The timing of my demise is odd because my career is currently in an upswing. Since 2018 I have published five books, and I am completing a new one now. There is interest in turning my blog posts into a book; a Hollywood producer is interested in optioning three of my books; and a documentary film is being made about me. It is not a bad way to go out, though I regret that I won’t live to see these efforts fully realized.

I can also see from my perch on the cusp of death that no amount of worldly success matters in the end. It is such a cliché thing to say so, but the thing that means the most now is human connection, friendship, and love in all its manifestations. I have a feeling that I’ll be returning to haunt a number of people–in a good way. So be on the lookout for me!

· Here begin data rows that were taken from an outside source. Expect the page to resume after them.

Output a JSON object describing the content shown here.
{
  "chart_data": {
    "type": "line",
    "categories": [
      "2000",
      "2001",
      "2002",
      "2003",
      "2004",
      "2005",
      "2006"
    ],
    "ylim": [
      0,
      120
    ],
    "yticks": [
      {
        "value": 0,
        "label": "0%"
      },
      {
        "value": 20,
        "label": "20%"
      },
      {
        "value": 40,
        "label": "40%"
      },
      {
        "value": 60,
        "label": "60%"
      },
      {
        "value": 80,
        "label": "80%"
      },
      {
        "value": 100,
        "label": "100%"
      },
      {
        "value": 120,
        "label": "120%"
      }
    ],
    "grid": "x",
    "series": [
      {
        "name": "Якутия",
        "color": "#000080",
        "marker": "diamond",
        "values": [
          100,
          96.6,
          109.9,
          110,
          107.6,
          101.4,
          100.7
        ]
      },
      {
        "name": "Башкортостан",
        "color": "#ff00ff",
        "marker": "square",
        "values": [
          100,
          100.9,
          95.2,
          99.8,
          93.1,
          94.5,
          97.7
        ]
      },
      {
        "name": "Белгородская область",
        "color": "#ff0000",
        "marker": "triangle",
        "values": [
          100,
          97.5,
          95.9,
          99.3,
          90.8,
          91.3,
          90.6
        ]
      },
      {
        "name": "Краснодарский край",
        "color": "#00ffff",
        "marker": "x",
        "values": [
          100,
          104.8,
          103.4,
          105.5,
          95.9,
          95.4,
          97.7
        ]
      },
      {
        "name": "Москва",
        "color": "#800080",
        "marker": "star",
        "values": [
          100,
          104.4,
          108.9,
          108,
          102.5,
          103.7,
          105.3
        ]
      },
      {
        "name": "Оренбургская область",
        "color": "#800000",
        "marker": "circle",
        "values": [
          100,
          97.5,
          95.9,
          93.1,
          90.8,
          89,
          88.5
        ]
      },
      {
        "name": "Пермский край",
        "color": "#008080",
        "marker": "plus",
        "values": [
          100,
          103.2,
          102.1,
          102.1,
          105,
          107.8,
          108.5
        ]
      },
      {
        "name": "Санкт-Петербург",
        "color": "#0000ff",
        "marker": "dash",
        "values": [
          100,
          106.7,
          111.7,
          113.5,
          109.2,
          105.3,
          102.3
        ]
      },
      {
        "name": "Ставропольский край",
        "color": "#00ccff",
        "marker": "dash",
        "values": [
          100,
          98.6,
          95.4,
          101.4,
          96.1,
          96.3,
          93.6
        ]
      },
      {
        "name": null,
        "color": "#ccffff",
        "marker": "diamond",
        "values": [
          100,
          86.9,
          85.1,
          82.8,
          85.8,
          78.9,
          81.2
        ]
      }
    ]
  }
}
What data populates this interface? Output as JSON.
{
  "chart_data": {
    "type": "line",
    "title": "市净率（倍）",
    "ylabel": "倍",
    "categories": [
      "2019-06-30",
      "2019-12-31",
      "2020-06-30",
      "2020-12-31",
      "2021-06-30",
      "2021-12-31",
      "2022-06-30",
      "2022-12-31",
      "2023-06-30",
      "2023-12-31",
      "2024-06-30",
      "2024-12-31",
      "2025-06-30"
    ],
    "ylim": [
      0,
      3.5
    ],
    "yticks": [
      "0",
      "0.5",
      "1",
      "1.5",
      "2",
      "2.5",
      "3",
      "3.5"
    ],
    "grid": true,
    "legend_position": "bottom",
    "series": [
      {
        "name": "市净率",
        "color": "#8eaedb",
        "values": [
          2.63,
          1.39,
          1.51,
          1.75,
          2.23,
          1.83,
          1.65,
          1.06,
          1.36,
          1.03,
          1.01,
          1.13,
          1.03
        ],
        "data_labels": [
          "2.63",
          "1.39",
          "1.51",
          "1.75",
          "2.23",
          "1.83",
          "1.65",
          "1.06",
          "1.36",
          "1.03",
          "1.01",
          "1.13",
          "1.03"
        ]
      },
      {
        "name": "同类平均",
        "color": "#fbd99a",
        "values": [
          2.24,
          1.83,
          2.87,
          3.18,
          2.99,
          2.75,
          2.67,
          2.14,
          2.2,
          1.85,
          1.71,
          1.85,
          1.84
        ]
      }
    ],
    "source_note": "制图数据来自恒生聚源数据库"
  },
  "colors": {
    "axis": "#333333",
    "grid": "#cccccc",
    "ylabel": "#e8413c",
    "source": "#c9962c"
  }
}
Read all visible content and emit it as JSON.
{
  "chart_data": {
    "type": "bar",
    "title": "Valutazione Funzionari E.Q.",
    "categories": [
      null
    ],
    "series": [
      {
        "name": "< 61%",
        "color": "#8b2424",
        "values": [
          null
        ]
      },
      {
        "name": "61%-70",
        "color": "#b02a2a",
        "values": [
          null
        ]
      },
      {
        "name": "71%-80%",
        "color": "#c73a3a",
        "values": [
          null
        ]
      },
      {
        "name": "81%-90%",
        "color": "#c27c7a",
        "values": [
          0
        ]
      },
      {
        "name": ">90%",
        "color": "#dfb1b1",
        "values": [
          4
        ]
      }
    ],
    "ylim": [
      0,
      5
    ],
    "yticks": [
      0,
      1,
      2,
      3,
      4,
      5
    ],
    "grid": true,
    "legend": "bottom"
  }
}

I encourage you to keep reading my books and to look for a new book (as yet untitled)–or books–from me down the line. My blog will be active until my death, and it can be found on my website www.caiemmonsauthor.comMediumFacebook, and Twitter.

So, farewell all, and thank you for the various ways you have supported me. Whether I’ve met you in person or not, I feel entangled with you all.

Much love,
Cai

I want to acknowledge here the legislators in the state of Oregon who 25 years ago wrote Oregon’s Death With Dignity Act into law, which allows terminally ill people to end their lives sensibly. I wish it were federal law, but I’m glad it exists in at least some places.

I didn’t know her well — not at all really, just through exchanges on Twitter — but I also have to note the clarity that her terminal diagnosis seems to have given her, and the bravery with which she approached her final days. All those words written these past two years while dying! And all the warmth that flowed through her interviews and her postings.  

Seems like a good way to go.

Ah, that special feeling…

Sunday, November 27th, 2022

… that comes from two hours of work on your new play that result in exactly one new page of writing.

It was Dorothy Parker who said, “I hate writing. I love having written.”

Heat index

Monday, September 5th, 2022

Update: I’m outside working on my new play — outside because I’m having a cigar with it — and I just confirmed the temperature: It’s 1,000 degrees out here.

That’s according to my phone, and to the t-shirt shirt I’m wearing.